A New York city neighborhood once called “the beginning of the end of civilization” is where Michael Gecan starts. Hired by residents to help them save their community, he and local leaders spend more than a decade wrestling New York politicians in an impassioned effort against all odds that brings in five thousand new homes.
From bad behavior by Ed Koch to complicated negotiations with Rudy Giuliani, Gecan tells the inside story of how the city really works, and how any organized group of citizens can wield power in seemingly unmovable bureaucracies.
Gecan’s unwavering vision of the value of public action has roots in a rough childhood in Chicago, where he witnessed extortion by the mob and a tragic fire in his Catholic grade school that left ninety-two children and three nuns dead.
In his inspiring story of the will to claim the full benefits of citizenship, Gecan offers unforgettable lessons that every American should know: What is the best way to talk to politicians? What resources do all communities need to create change? What kinds of public actions really work?
Michael Gecan chronicles his basic strategies for community organizing in Going Public. I think for the uninitiated, the book introduces folks to the realities of community organizing. His storytelling is a little bland, so it was difficult to stay interested and finish the book.
Michael Gecan in his book Going Public works to provide a resource for normal citizens to promote positive change in their communities. He divides the book into four sections, each detailing a particular habit needed to organize power in fighting injustice and oppression. The habits are 1) relating, 2) action, 3) organizing, and 4) reflection, and each of these deserve some explanation.
Organizing begins first with building relationships, specifically public relationships of depth and quality. Organizations do not need expensive technology, graduate degrees, or business suits. They need to develop the art of knowing how to meet with individuals and to listen with empathy and sincerity. But this is not done without a context. The world is busy, raucous, confusing, and complicated. Gecan emphasized that rather than live in an idyllic non-reality, we must meet the world head-on and recognize how things actually are. It is calling corruption and injustice what it is that motivates everyday citizens to act together and make a difference for good.
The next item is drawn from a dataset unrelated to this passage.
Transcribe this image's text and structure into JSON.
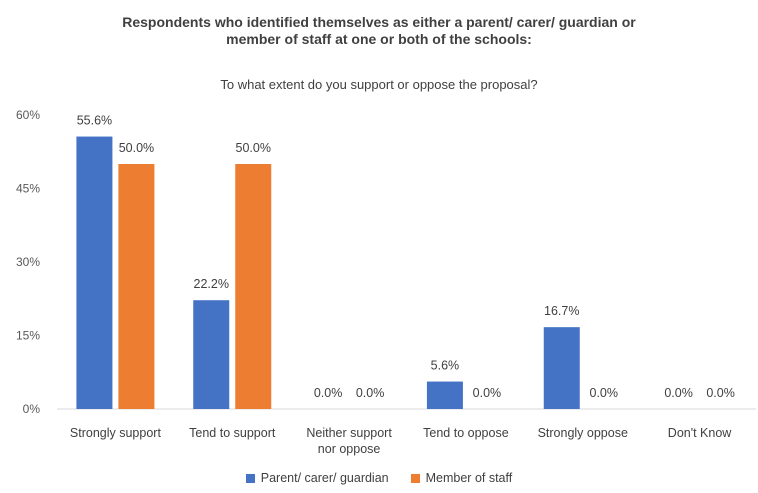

Gecan’s longest section dealt with the habit of “action.” Public action for Gecan is what keeps democracy healthy. It is what has brought most of the major shifts in American history – the Revolutionary War, voting rights, civil rights, better schools, to name a few examples. Action is a public act that puts pressure on the powers-that-be. Gecan recognizes that in order for genuine change to occur, one power must push against another power, and he rallies to find that power in gathering people. Further he argues that “merit means (almost) nothing.” A group of people can work for the right thing for the right reasons and accomplish nothing. In some cases, simply knowing how the system works and therefore how one can use the system or find loopholes in the system are the only ways to actualize change. Actions, such a Rosa Parks’ decision to sit on a seat near the front of the bus, require planning, thoughtfulness, creativity, determination, and courage.
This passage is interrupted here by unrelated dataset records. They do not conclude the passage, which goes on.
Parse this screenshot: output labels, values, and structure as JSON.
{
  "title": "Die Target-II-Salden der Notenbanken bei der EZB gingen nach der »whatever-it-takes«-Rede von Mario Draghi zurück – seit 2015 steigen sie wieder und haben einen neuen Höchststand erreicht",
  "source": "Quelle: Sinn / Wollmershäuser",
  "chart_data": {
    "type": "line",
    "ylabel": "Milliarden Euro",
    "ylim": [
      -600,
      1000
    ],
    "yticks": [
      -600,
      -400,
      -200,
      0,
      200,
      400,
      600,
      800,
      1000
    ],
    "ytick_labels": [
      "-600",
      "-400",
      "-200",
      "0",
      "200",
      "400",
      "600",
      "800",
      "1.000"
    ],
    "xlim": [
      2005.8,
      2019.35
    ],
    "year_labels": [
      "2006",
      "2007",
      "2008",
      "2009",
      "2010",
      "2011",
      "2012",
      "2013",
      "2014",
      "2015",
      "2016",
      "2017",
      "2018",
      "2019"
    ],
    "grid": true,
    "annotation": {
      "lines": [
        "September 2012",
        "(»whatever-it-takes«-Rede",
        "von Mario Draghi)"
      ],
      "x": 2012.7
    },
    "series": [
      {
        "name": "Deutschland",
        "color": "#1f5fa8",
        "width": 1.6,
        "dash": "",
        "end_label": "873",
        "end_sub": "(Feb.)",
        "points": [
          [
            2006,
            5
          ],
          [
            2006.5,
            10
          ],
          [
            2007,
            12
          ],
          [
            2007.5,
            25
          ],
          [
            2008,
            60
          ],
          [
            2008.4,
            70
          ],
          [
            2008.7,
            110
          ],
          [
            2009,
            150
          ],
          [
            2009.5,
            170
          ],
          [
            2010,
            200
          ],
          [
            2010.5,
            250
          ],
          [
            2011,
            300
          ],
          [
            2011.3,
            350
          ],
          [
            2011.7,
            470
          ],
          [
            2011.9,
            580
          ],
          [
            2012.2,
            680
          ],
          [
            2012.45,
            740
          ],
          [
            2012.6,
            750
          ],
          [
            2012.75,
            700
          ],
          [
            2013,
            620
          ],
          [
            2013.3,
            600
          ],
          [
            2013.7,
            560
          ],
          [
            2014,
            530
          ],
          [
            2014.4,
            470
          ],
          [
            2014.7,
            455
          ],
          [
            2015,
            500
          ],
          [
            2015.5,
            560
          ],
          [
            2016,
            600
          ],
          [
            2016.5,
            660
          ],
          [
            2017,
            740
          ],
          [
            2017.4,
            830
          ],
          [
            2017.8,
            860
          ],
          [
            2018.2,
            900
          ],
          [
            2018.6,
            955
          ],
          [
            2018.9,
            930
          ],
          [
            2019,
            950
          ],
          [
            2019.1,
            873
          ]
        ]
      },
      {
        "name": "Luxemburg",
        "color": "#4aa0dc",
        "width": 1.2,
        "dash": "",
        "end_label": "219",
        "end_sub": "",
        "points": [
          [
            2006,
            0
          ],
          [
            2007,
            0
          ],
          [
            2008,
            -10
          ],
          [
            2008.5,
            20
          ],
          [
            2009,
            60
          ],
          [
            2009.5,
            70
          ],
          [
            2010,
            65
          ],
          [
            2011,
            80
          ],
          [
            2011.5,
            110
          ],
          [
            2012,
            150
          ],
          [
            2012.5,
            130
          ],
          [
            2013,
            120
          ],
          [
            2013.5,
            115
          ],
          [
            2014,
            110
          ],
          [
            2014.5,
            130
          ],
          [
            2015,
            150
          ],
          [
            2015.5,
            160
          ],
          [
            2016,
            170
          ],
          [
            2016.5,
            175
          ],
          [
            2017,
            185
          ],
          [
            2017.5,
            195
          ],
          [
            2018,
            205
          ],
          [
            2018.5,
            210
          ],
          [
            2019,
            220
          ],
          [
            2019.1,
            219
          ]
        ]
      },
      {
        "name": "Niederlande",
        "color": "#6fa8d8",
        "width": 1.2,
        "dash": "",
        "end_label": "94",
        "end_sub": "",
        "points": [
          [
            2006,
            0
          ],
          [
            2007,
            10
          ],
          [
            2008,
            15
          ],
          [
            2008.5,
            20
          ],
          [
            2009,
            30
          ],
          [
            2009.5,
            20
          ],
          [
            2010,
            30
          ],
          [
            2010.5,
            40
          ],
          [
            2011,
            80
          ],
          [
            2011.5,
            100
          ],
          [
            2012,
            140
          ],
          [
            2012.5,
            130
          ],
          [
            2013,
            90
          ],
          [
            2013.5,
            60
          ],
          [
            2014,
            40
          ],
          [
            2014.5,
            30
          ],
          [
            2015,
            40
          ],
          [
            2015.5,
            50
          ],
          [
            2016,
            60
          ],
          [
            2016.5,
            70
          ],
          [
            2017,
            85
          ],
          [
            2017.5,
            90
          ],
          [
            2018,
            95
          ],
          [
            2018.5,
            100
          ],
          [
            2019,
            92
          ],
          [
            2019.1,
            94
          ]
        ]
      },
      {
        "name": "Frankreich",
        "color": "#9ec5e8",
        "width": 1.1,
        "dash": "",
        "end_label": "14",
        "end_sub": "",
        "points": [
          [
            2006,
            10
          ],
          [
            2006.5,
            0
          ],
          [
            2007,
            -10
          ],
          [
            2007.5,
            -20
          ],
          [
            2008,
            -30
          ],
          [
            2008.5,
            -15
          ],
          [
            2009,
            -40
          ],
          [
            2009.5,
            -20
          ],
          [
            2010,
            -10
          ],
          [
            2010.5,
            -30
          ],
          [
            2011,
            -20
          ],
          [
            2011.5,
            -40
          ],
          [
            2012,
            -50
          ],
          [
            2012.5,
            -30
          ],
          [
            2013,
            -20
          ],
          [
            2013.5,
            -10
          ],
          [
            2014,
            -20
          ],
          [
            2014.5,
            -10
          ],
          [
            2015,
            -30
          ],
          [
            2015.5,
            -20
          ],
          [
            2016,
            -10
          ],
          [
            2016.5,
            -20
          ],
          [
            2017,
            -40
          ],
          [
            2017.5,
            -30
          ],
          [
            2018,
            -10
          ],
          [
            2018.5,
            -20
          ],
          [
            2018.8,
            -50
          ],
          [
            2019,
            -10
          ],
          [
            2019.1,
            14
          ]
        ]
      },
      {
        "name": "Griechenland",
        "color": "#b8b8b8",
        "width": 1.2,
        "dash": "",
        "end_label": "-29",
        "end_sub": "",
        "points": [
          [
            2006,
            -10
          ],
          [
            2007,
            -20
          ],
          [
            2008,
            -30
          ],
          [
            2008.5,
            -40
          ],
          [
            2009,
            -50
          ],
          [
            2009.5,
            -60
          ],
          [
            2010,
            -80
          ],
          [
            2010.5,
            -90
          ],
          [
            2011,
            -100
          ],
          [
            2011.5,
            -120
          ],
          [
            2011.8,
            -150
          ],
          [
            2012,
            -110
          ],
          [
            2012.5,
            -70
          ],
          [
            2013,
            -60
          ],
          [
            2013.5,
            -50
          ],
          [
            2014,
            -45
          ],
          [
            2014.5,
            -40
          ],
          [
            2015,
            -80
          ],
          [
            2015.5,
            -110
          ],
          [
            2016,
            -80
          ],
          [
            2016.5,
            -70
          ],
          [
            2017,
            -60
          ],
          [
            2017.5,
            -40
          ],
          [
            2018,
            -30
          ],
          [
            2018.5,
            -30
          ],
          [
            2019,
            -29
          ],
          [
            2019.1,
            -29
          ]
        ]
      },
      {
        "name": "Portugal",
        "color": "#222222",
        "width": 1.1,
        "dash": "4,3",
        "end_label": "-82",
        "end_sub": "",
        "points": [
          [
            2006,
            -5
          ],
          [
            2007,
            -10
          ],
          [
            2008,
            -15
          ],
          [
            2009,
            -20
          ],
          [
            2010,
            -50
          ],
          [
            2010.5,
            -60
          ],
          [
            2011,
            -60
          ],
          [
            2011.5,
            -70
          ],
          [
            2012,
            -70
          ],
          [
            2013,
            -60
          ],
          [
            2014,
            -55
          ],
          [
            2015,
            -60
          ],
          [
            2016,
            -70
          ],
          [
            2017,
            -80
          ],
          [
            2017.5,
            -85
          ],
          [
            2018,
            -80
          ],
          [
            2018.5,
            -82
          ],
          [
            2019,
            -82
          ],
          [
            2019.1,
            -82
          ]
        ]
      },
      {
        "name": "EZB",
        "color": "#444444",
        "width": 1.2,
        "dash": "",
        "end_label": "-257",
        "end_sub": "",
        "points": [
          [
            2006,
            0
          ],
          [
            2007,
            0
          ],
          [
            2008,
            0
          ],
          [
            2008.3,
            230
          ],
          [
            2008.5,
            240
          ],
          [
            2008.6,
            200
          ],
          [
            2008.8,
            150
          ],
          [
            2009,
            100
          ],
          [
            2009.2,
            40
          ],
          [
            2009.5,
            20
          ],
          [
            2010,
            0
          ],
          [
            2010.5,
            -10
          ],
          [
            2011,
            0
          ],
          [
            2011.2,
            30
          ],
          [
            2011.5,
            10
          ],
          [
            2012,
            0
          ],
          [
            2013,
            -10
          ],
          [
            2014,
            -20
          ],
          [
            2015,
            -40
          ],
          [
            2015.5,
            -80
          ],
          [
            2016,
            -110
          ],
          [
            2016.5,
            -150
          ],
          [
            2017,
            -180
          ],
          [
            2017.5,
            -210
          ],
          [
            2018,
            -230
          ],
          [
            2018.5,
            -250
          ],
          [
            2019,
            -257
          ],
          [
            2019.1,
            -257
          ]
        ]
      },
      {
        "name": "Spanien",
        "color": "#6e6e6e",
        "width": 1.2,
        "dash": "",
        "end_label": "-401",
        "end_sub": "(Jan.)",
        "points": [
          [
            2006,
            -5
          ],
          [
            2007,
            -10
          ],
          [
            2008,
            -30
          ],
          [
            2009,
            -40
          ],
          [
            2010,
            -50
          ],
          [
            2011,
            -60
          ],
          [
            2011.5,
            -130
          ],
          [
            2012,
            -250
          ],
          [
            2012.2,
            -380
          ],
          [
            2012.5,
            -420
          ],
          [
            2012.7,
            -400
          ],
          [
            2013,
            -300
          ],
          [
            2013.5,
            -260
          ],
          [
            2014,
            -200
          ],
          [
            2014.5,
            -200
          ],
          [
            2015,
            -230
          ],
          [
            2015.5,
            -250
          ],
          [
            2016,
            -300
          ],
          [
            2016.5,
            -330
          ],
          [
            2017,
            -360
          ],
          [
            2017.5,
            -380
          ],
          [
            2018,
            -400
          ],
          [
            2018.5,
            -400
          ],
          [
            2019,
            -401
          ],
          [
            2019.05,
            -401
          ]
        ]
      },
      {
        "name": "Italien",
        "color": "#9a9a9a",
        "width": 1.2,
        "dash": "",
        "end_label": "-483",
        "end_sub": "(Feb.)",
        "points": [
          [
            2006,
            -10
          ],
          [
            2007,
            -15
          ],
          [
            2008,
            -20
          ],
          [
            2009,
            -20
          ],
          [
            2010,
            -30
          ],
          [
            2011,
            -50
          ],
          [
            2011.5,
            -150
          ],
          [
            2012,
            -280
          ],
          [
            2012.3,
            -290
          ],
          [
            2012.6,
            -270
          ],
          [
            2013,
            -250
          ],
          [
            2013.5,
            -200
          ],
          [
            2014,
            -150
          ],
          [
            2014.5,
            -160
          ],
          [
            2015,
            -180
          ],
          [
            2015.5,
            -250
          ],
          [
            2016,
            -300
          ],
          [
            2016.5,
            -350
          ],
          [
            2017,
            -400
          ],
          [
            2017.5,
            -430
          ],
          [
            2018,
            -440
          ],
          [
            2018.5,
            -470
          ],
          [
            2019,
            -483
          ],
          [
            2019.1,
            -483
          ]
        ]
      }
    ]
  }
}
In his third section, Gecan questions the assumptions of what it means to be an organization. What are the essential elements? What can and often should be “reorganized” or “disorganized?” He is adamant that organizations routinely assess what they have built and tear it down, removing the brokenness that has gathered in the institution. Labor unions started as action organizations; churches began as a small group of people often in a home. We fit into roles that seem set in stone. First we must acknowledge this “magnetic pull of an organizational culture focused on buildings, procedures, and paper.” Then we must return again to our fundamental mission, “disorganizing” everything that falls outside this mission.
The final habit is that of reflection. Gecan outlines what was his most insightful chapter and describes the “three public cultures.” For a time he saw his role to posit “one part of the public section against another,” or to put different private sectors against each other. However, he learned that the world is made up of the three cultures that are seen in each sector, but dominate one in particular. He writes that the “market culture... thrives in the private sector..., a bureaucratic culture... finds its most accommodating home in the public sector, and a relational culture that should, and sometimes does, reside in the third or voluntary sector.... Each culture produces, transmits, and promotes a set of basic values (152-153).” Ironically, it is in the relational culture where many of the bureaucratic and market cultures began. Each culture has its strengths, weakness, limits, and abilities. It is through disorganizing that a relational group can navigate the tendency toward bureaucracy and opportunistic market forces.
Overall, Gecan works to make his points through story-telling. From this standpoint the book is engaging. However, after his story was told, I often wished for more explanation and less story. More practical direction would have strengthened his points and been more useful for understanding how to promote positive change.
A community organizer in the Alinsky model tells how to do it - with stories of his involvement. A good Alinsky tale, but questions on the sustainability of the method left unanswered.